Where did we go wrong? I mean, both the Wall Street Journal and the New York Times agree that the country is thriving economically. In many ways we’ve never had it so good.
Wages are up, unemployment is down, new immigrants are lining up to do the jobs we want no part of; we even pulled together and came through a pandemic that could have floored us.
Financial markets are booming, 401(Ks) have rebounded, the big companies are raking in profits as per usual, you can listen to Taylor Swift on Spotify without paying her a dime, and though the outside world is in crisis, we merely supply weapons to the antagonists now, we’re not sacrificing our young as in previous generations.
And yet we bitch on. Maybe it’s time to smell the roses; they were still blooming in Manhattan on Christmas Day, the product of climate change, no doubt, but even that eventual cataclysm can be prevented, should we pitch in one more time and do something about it.
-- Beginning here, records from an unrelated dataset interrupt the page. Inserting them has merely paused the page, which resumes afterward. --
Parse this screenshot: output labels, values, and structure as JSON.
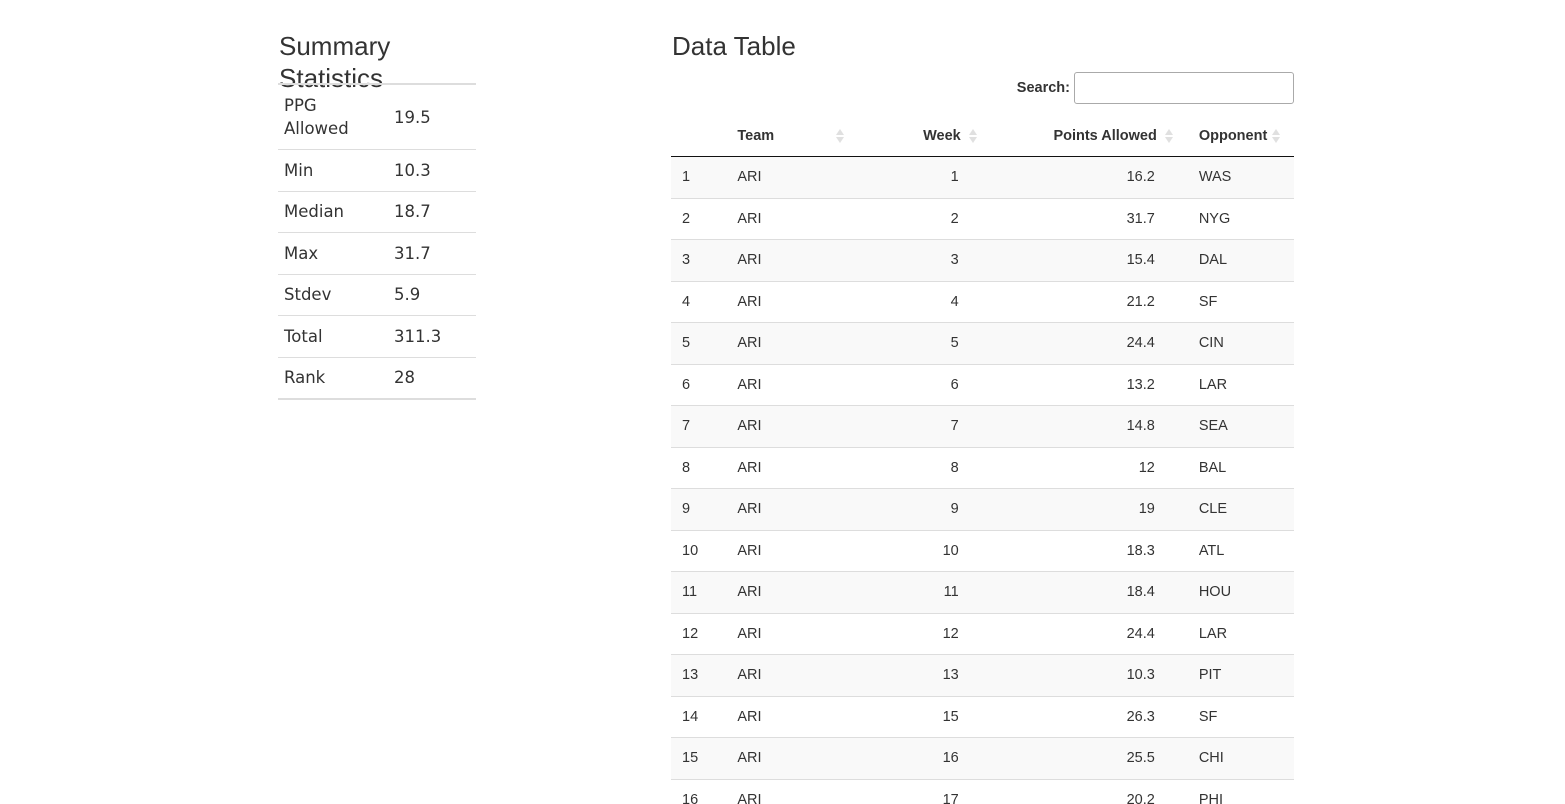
{
  "summary": {
    "title": "Summary Statistics",
    "rows": [
      {
        "label": "PPG Allowed",
        "value": "19.5"
      },
      {
        "label": "Min",
        "value": "10.3"
      },
      {
        "label": "Median",
        "value": "18.7"
      },
      {
        "label": "Max",
        "value": "31.7"
      },
      {
        "label": "Stdev",
        "value": "5.9"
      },
      {
        "label": "Total",
        "value": "311.3"
      },
      {
        "label": "Rank",
        "value": "28"
      }
    ]
  },
  "data_table": {
    "title": "Data Table",
    "search": {
      "label": "Search:",
      "value": "",
      "placeholder": ""
    },
    "columns": [
      "",
      "Team",
      "Week",
      "Points Allowed",
      "Opponent"
    ],
    "rows": [
      [
        "1",
        "ARI",
        "1",
        "16.2",
        "WAS"
      ],
      [
        "2",
        "ARI",
        "2",
        "31.7",
        "NYG"
      ],
      [
        "3",
        "ARI",
        "3",
        "15.4",
        "DAL"
      ],
      [
        "4",
        "ARI",
        "4",
        "21.2",
        "SF"
      ],
      [
        "5",
        "ARI",
        "5",
        "24.4",
        "CIN"
      ],
      [
        "6",
        "ARI",
        "6",
        "13.2",
        "LAR"
      ],
      [
        "7",
        "ARI",
        "7",
        "14.8",
        "SEA"
      ],
      [
        "8",
        "ARI",
        "8",
        "12",
        "BAL"
      ],
      [
        "9",
        "ARI",
        "9",
        "19",
        "CLE"
      ],
      [
        "10",
        "ARI",
        "10",
        "18.3",
        "ATL"
      ],
      [
        "11",
        "ARI",
        "11",
        "18.4",
        "HOU"
      ],
      [
        "12",
        "ARI",
        "12",
        "24.4",
        "LAR"
      ],
      [
        "13",
        "ARI",
        "13",
        "10.3",
        "PIT"
      ],
      [
        "14",
        "ARI",
        "15",
        "26.3",
        "SF"
      ],
      [
        "15",
        "ARI",
        "16",
        "25.5",
        "CHI"
      ],
      [
        "16",
        "ARI",
        "17",
        "20.2",
        "PHI"
      ]
    ]
  }
}
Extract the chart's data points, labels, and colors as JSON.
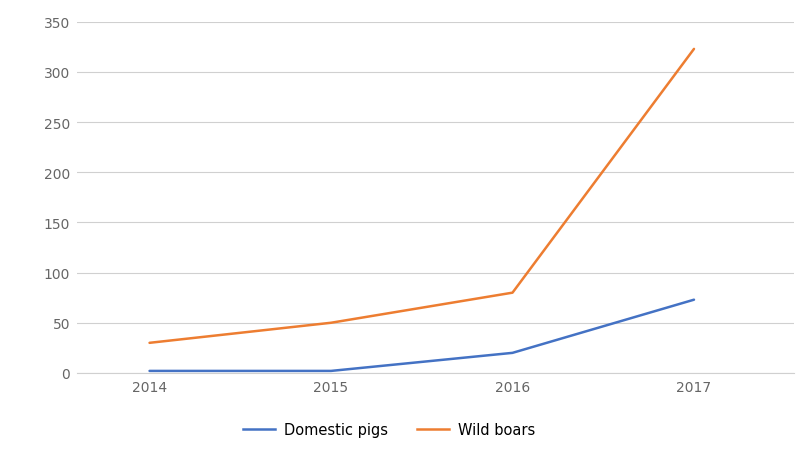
{
  "years": [
    2014,
    2015,
    2016,
    2017
  ],
  "domestic_pigs": [
    2,
    2,
    20,
    73
  ],
  "wild_boars": [
    30,
    50,
    80,
    323
  ],
  "domestic_pigs_color": "#4472C4",
  "wild_boars_color": "#ED7D31",
  "line_width": 1.8,
  "ylim": [
    0,
    350
  ],
  "yticks": [
    0,
    50,
    100,
    150,
    200,
    250,
    300,
    350
  ],
  "xticks": [
    2014,
    2015,
    2016,
    2017
  ],
  "legend_domestic": "Domestic pigs",
  "legend_wild": "Wild boars",
  "background_color": "#ffffff",
  "grid_color": "#d0d0d0",
  "tick_color": "#666666",
  "tick_fontsize": 10,
  "legend_fontsize": 10.5
}
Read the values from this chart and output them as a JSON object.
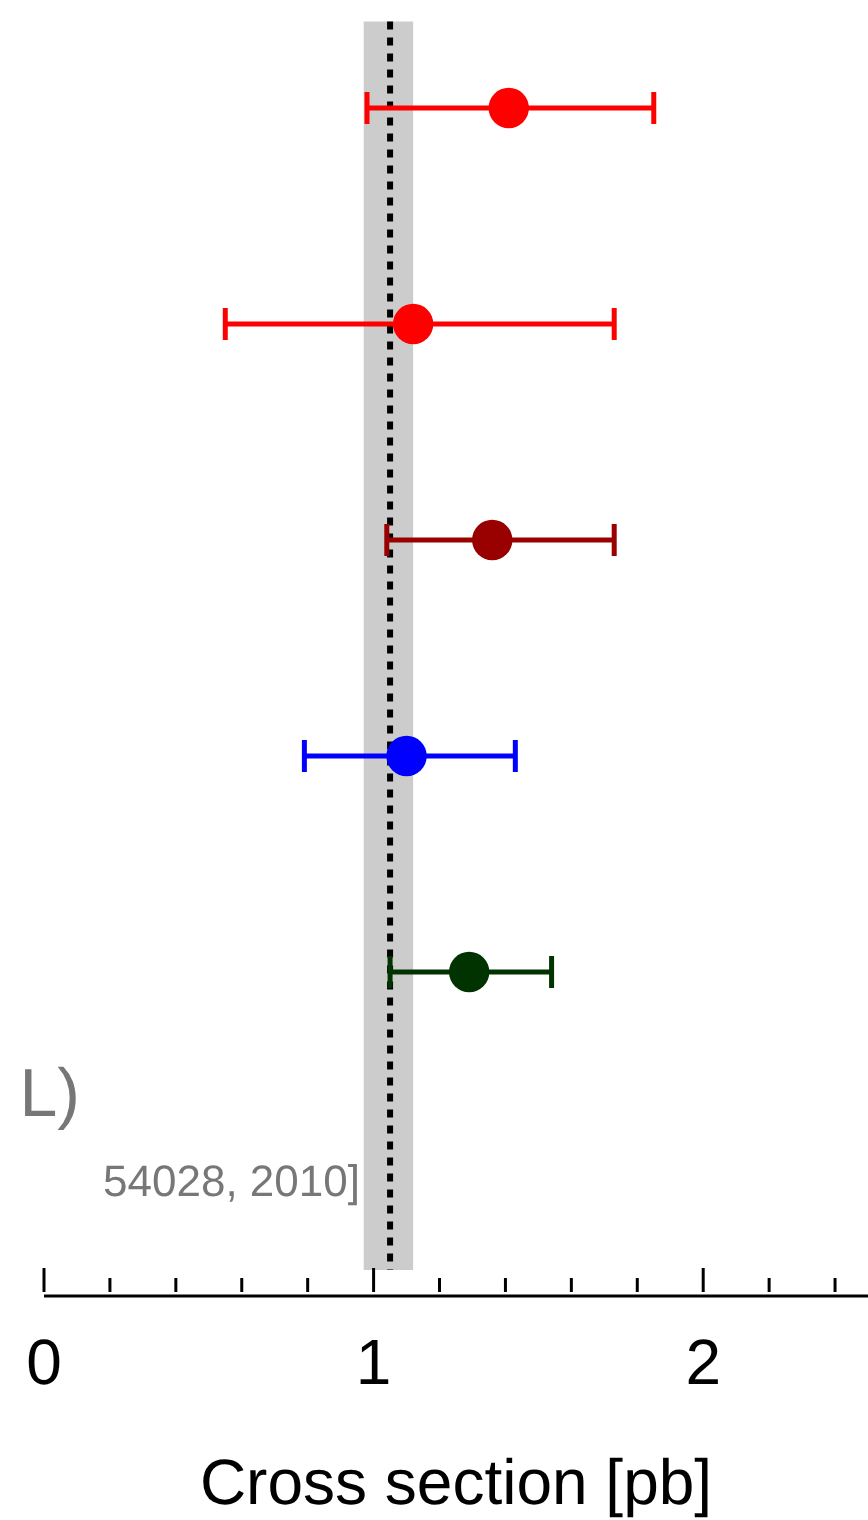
{
  "chart_data": {
    "type": "scatter",
    "orientation": "horizontal",
    "xlabel": "Cross section [pb]",
    "categories": [
      null,
      null,
      null,
      null,
      null,
      null
    ],
    "values": [
      1.41,
      1.12,
      1.36,
      1.1,
      1.29,
      null
    ],
    "colors": [
      "#ff0000",
      "#ff0000",
      "#990000",
      "#0000ff",
      "#003300",
      null
    ],
    "errors": [
      [
        0.98,
        1.85
      ],
      [
        0.55,
        1.73
      ],
      [
        1.04,
        1.73
      ],
      [
        0.79,
        1.43
      ],
      [
        1.05,
        1.54
      ],
      null
    ],
    "marker": "circle",
    "xlim": [
      0,
      2.5
    ],
    "xticks": [
      0,
      {
        "value": 0.2,
        "label": null
      },
      {
        "value": 0.4,
        "label": null
      },
      {
        "value": 0.6,
        "label": null
      },
      {
        "value": 0.8,
        "label": null
      },
      1,
      {
        "value": 1.2,
        "label": null
      },
      {
        "value": 1.4,
        "label": null
      },
      {
        "value": 1.6,
        "label": null
      },
      {
        "value": 1.8,
        "label": null
      },
      2,
      {
        "value": 2.2,
        "label": null
      },
      {
        "value": 2.4,
        "label": null
      }
    ],
    "tick_labels": "x",
    "ref_lines": [
      {
        "axis": "x",
        "value": 1.05,
        "color": "#000000",
        "line_style": "dotted"
      }
    ],
    "bands": [
      {
        "axis": "x",
        "from": 0.97,
        "to": 1.12,
        "color": "#cccccc"
      }
    ],
    "annotations": [
      "L)",
      "54028, 2010]"
    ]
  }
}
But that would take listening to each other, and we don’t have time for that, we’re too busy whining while being pushed around the chessboard, the willing pawns of self-serving politicians.
In the meantime, who’d like to open a couple of good Irish pubs within strolling distance of Mar-a-Lago and the White House? Rumor has it that certain politicians may soon be in need of a pick-me-up.